该数据集涵盖推理与数学问题、由**Llama 3.1 8B Instruct**生成的思维链(Chain-of-Thought,CoT)轨迹,以及用于训练和评估CRV验证器的步骤级正确性标注。
**论文:** [arXiv:2510.09312](https://arxiv.org/abs/2510.09312)
**代码库:** [GitHub 仓库](https://github.com/facebookresearch/CRV)
## 数据集概览
我们提供三个领域的数据集。对于算术与布尔领域,数据集按照复杂度(运算符数量)进行组织。
### 领域
1. **合成算术(Synthetic Arithmetic):** 包含加法、乘法与一元负运算符的嵌套整数表达式。
2. **合成布尔(Synthetic Boolean):** 基于真值“真”与“假”的嵌套逻辑表达式,涵盖布尔运算符(`and`、`or`、`not`)。
3. **GSM8K:** GSM8K基准测试的测试分割集,附带生成的CoT轨迹。
### 数据类型
针对每个领域,我们提供两类文件:
1. **原始CoT生成结果:** 包含原始表达式/问题与Llama 3.1 8B Instruct生成的CoT响应。所有CoT已预先分割为独立的推理步骤。
2. **带标注数据:** 包含相同的CoT轨迹,但附带**步骤级正确性标签**(正确/错误)。

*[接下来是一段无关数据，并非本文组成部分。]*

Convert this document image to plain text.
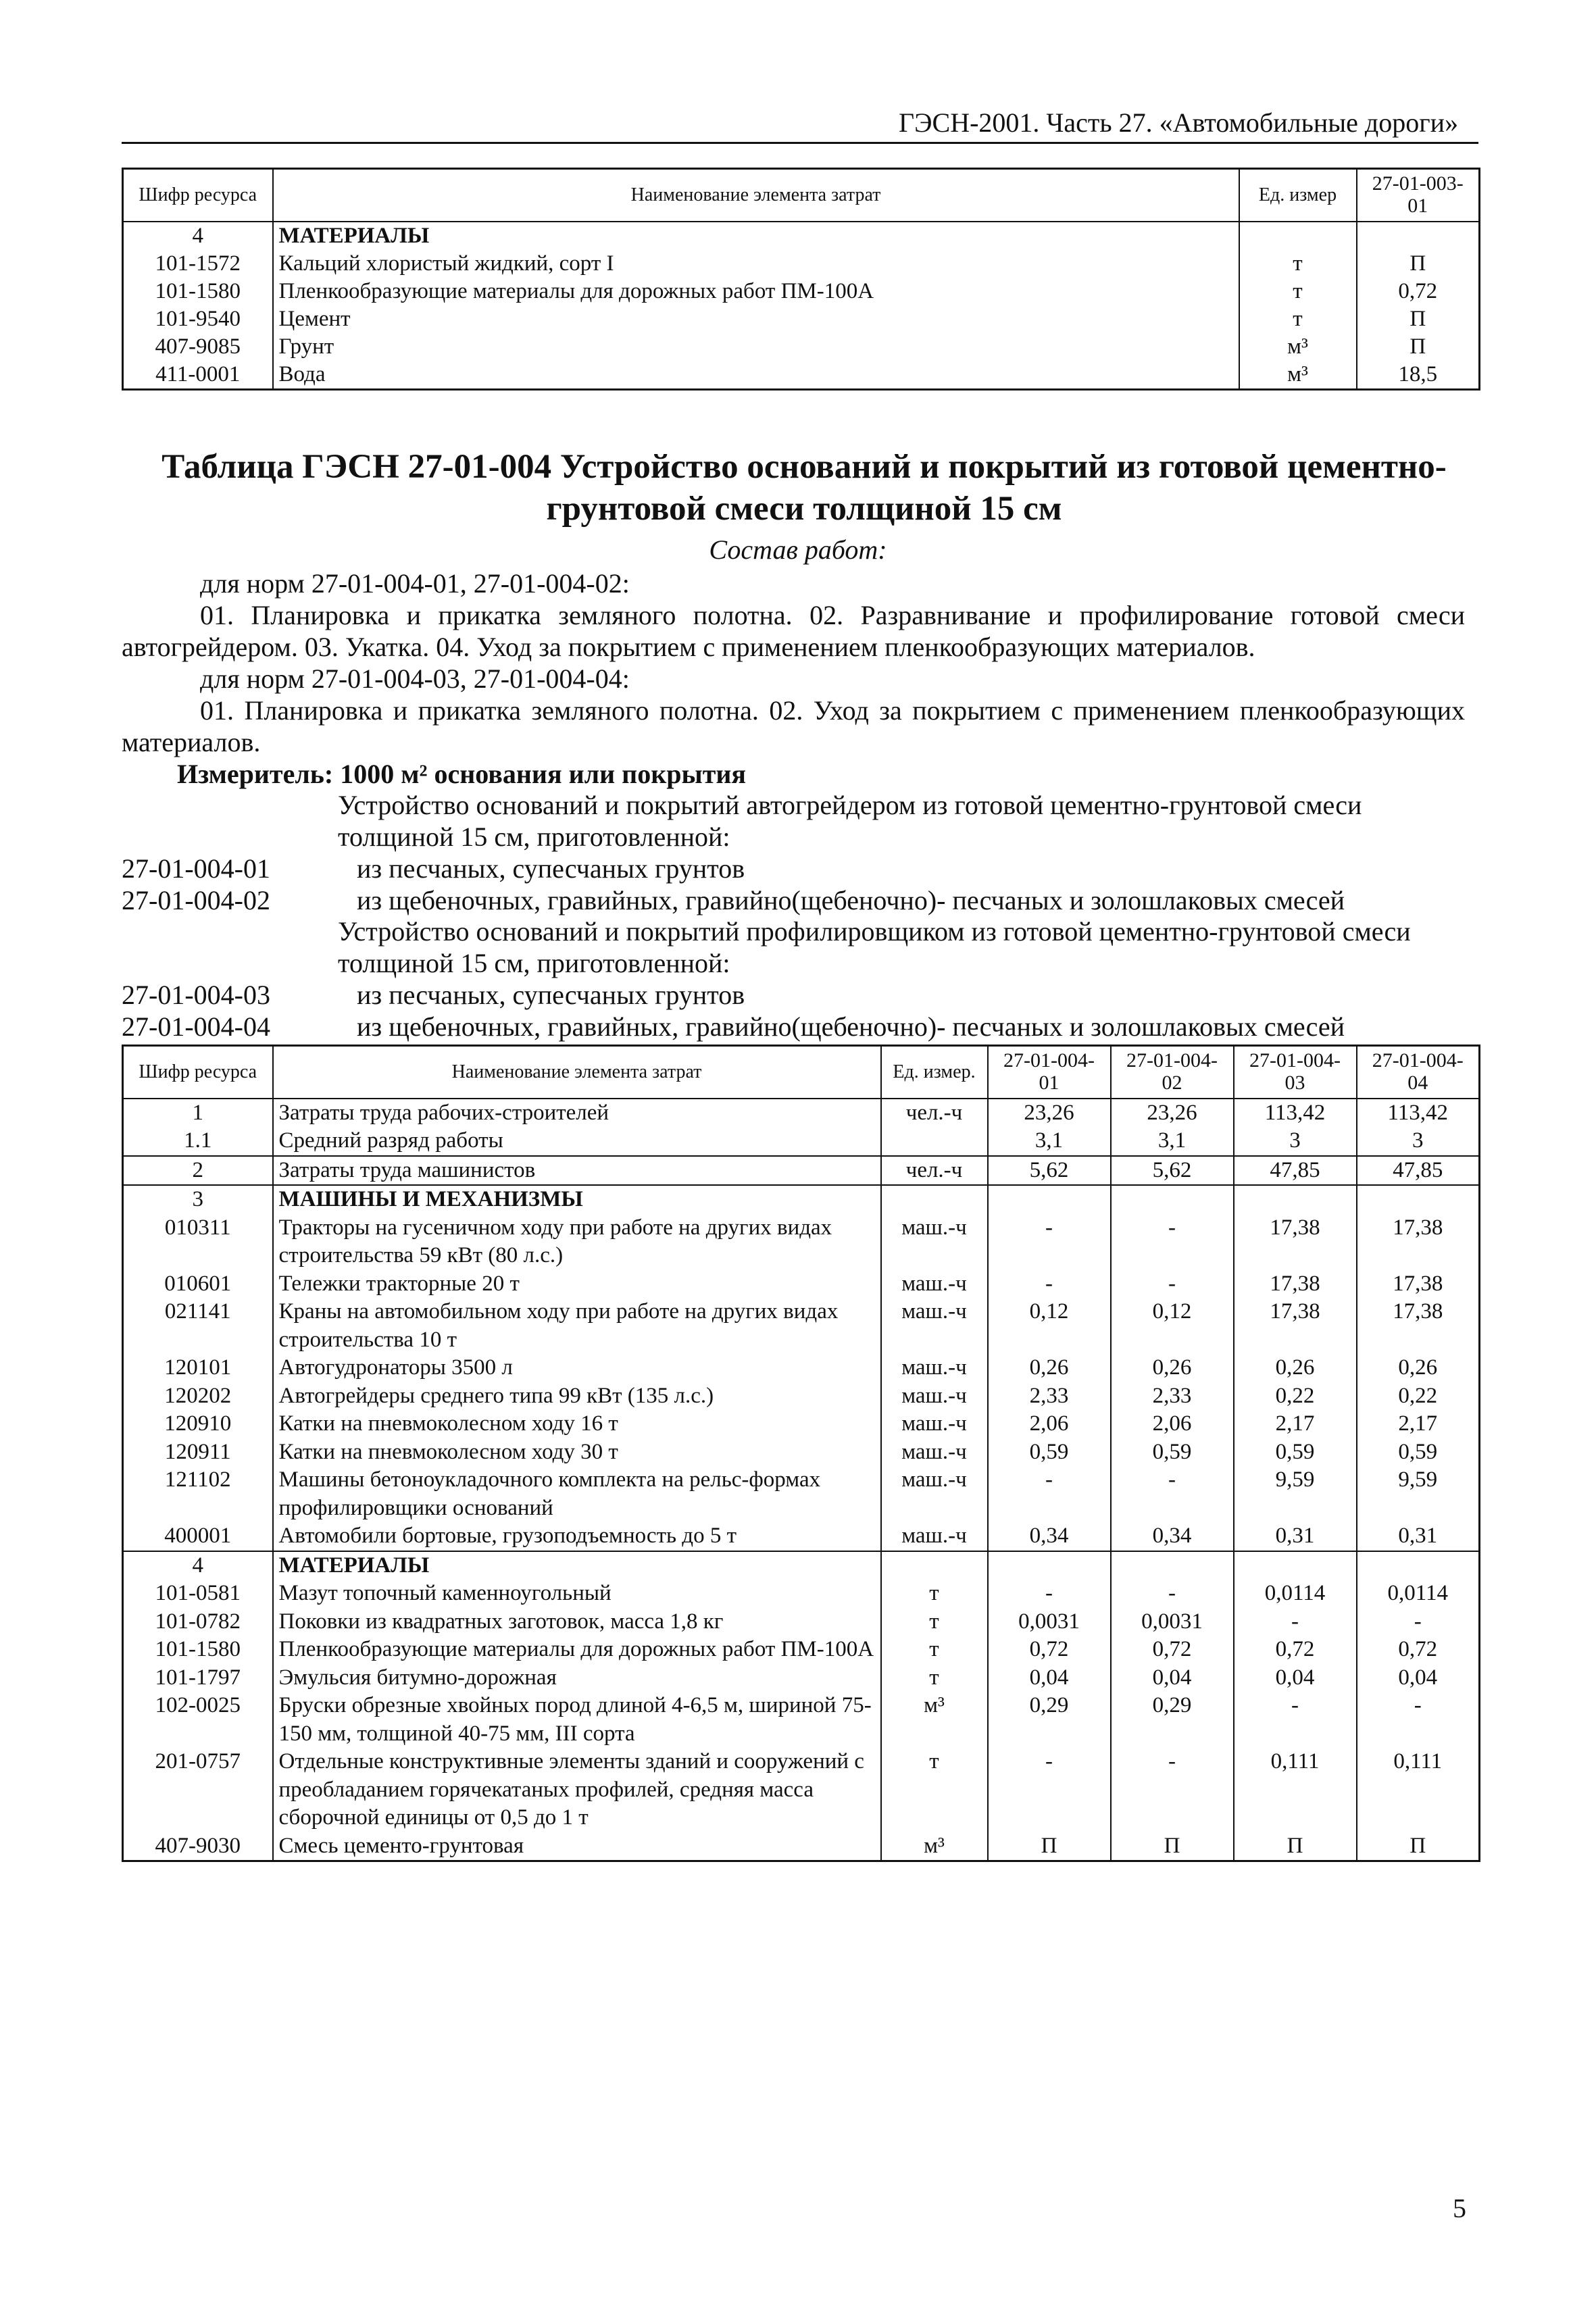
ГЭСН-2001. Часть 27. «Автомобильные дороги»
Шифр ресурса	Наименование элемента затрат	Ед. измер	27-01-003-01
4	МАТЕРИАЛЫ		
101-1572	Кальций хлористый жидкий, сорт I	т	П
101-1580	Пленкообразующие материалы для дорожных работ ПМ-100А	т	0,72
101-9540	Цемент	т	П
407-9085	Грунт	м³	П
411-0001	Вода	м³	18,5
Таблица ГЭСН 27-01-004 Устройство оснований и покрытий из готовой цементно-грунтовой смеси толщиной 15 см
Состав работ:
для норм 27-01-004-01, 27-01-004-02:
01. Планировка и прикатка земляного полотна. 02. Разравнивание и профилирование готовой смеси автогрейдером. 03. Укатка. 04. Уход за покрытием с применением пленкообразующих материалов.
для норм 27-01-004-03, 27-01-004-04:
01. Планировка и прикатка земляного полотна. 02. Уход за покрытием с применением пленкообразующих материалов.
Измеритель: 1000 м² основания или покрытия
Устройство оснований и покрытий автогрейдером из готовой цементно-грунтовой смеси толщиной 15 см, приготовленной:
27-01-004-01	из песчаных, супесчаных грунтов
27-01-004-02	из щебеночных, гравийных, гравийно(щебеночно)- песчаных и золошлаковых смесей
Устройство оснований и покрытий профилировщиком из готовой цементно-грунтовой смеси толщиной 15 см, приготовленной:
27-01-004-03	из песчаных, супесчаных грунтов
27-01-004-04	из щебеночных, гравийных, гравийно(щебеночно)- песчаных и золошлаковых смесей
Шифр ресурса	Наименование элемента затрат	Ед. измер.	27-01-004-01	27-01-004-02	27-01-004-03	27-01-004-04
1	Затраты труда рабочих-строителей	чел.-ч	23,26	23,26	113,42	113,42
1.1	Средний разряд работы		3,1	3,1	3	3
2	Затраты труда машинистов	чел.-ч	5,62	5,62	47,85	47,85
3	МАШИНЫ И МЕХАНИЗМЫ					
010311	Тракторы на гусеничном ходу при работе на других видах строительства 59 кВт (80 л.с.)	маш.-ч	-	-	17,38	17,38
010601	Тележки тракторные 20 т	маш.-ч	-	-	17,38	17,38
021141	Краны на автомобильном ходу при работе на других видах строительства 10 т	маш.-ч	0,12	0,12	17,38	17,38
120101	Автогудронаторы 3500 л	маш.-ч	0,26	0,26	0,26	0,26
120202	Автогрейдеры среднего типа 99 кВт (135 л.с.)	маш.-ч	2,33	2,33	0,22	0,22
120910	Катки на пневмоколесном ходу 16 т	маш.-ч	2,06	2,06	2,17	2,17
120911	Катки на пневмоколесном ходу 30 т	маш.-ч	0,59	0,59	0,59	0,59
121102	Машины бетоноукладочного комплекта на рельс-формах профилировщики оснований	маш.-ч	-	-	9,59	9,59
400001	Автомобили бортовые, грузоподъемность до 5 т	маш.-ч	0,34	0,34	0,31	0,31
4	МАТЕРИАЛЫ					
101-0581	Мазут топочный каменноугольный	т	-	-	0,0114	0,0114
101-0782	Поковки из квадратных заготовок, масса 1,8 кг	т	0,0031	0,0031	-	-
101-1580	Пленкообразующие материалы для дорожных работ ПМ-100А	т	0,72	0,72	0,72	0,72
101-1797	Эмульсия битумно-дорожная	т	0,04	0,04	0,04	0,04
102-0025	Бруски обрезные хвойных пород длиной 4-6,5 м, шириной 75-150 мм, толщиной 40-75 мм, III сорта	м³	0,29	0,29	-	-
201-0757	Отдельные конструктивные элементы зданий и сооружений с преобладанием горячекатаных профилей, средняя масса сборочной единицы от 0,5 до 1 т	т	-	-	0,111	0,111
407-9030	Смесь цементо-грунтовая	м³	П	П	П	П
5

这些标签通过论文中描述的共识流程生成(即大语言模型(Large Language Model,LLM)作为评判器+程序化验证)。
**数据集规模说明:**
您可能会注意到,合成任务的带标注数据集(例如`arith.nt7.annotated.json`)的样本数量少于原始数据集(例如`arith.nd10000.nt7.json`),这是有意为之。
为确保获得高质量、可靠的标签,我们采用了双验证策略:同时使用大语言模型作为评判器与程序化验证器。我们应用了严格的交集规则:仅保留两种方法对正确性标签达成一致的推理步骤。详细信息请参阅论文的附录A.2。
---
## 文件结构与命名规范
数据集文件存储在各自的文件夹中(`arithmetic_expressions/`、`boolean_expressions/`、`gsm8k_expressions/`)。文件名遵循特定的约定,用于标识数据集的复杂度与规模。
**命名格式:** `[domain].nd[count].nt[operators].[type].json`
- **`nd`(对话数量,Number of Dialogs):** 文件中的表达式/样本数量(例如`nd10000`代表10,000个样本)。
- **`nt`(非终结节点数,Non-Terminal Nodes):** 表达式的复杂度,由运算符数量定义(例如`nt7`代表7个运算符)。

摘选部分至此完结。